53 内田樹のエッセイ集。相変わらずのトリッキーでかつロジカルな文章の展開が、知的刺激を与えてくれて、読んでいて心地よいです。書かれている内容は、メディアの論調やネット上の個々人の主張がネガティブなものに偏っていて、まるで「呪い」のように感じられることを危惧するものと、それらも含む人口減少社会の閉塞感を打破するためのソリューションとしての、「贈与経済」の提案といった、これまでの内田さんの主張のバージョンアップ版という感じです。
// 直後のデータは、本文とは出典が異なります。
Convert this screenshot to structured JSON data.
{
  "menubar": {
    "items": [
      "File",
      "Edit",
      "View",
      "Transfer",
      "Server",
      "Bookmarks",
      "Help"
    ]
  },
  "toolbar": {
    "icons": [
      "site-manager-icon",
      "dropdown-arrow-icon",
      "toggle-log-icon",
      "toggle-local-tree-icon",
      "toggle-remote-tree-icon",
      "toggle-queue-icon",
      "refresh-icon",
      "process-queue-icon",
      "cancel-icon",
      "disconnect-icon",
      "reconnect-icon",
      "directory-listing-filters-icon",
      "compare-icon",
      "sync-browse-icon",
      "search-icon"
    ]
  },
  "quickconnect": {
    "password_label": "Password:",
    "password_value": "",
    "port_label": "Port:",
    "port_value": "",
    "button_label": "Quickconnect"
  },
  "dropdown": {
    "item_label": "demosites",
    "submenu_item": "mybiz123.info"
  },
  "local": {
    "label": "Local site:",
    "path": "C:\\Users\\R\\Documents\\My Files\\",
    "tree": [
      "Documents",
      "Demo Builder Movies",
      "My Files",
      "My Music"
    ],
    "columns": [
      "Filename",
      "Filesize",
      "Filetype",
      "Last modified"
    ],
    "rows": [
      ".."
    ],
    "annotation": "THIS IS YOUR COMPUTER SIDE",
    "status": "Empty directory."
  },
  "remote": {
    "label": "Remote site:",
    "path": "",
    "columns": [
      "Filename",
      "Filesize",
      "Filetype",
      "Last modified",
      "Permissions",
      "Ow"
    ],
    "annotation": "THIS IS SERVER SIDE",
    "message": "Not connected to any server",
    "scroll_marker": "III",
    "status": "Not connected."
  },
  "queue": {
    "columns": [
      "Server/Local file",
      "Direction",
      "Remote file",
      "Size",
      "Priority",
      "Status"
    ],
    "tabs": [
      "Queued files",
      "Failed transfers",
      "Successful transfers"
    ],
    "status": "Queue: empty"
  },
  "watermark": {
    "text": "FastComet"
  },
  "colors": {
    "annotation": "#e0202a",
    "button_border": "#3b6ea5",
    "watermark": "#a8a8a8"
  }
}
圧巻なのは、3.11後の原発問題について論じた部分で、「原発」=「荒ぶる神」と位置づけ、その「祀り方」の技術として今後の原発との関わり方について「原発供養」を提案されている点が、内田さんならではの視点でその発想力に感心しました。


■CD
55 Taking Tiger Mountain(By Strategy)/Brian Eno

 ロキシー・ミュージックの元メンバーやU2などのプロデューサーとして知られ、アンビエントという音楽ジャンルの第一人者でもあるブライアン・イーノの初期のソロ代表作。さまざまなロックの解説本で取り上げられていて、いつかは聴いてみたいと思っていた作品でした。ブライアン・イーノの実験的とか難解というイメージをいい意味で裏切られた、知的ではあるもののとても親しみやすいポップな作品です。トーキング・ヘッズの作品への影響が大きそうと思って調べたら、代表作の「リメイン・イン・ライト」に、ブライアン・イーノが関わっているんですね。豊富な知識と音楽への愛情が見事に融和した作品だと思います。


■映画
43 アンストッパブル/監督 トニー・スコット

 ストーリーとしては、運転手の信じられないような凡ミスで危険物を積んだ無人の列車が暴走し、急カーブのある大都市に突っ込む壊滅的危機に瀕しているのを、ベテラン機関車と新米車掌が対立しながら、かつ、無能な上司などに阻まれながら、機転や仲間の助けにより苦難を乗り越え、結局は無人列車に飛び乗って止めるという、かなり自作自演的な話なのですが、トニー・スコット監督の力技的演出で、一級のエンターテインメント作に仕上がっています。突っ込みどころは満載なのですが、あまり頭を使わずに、監督の意図にあえて乗っかってハラハラドキドキしながら観るとかなり楽しめます。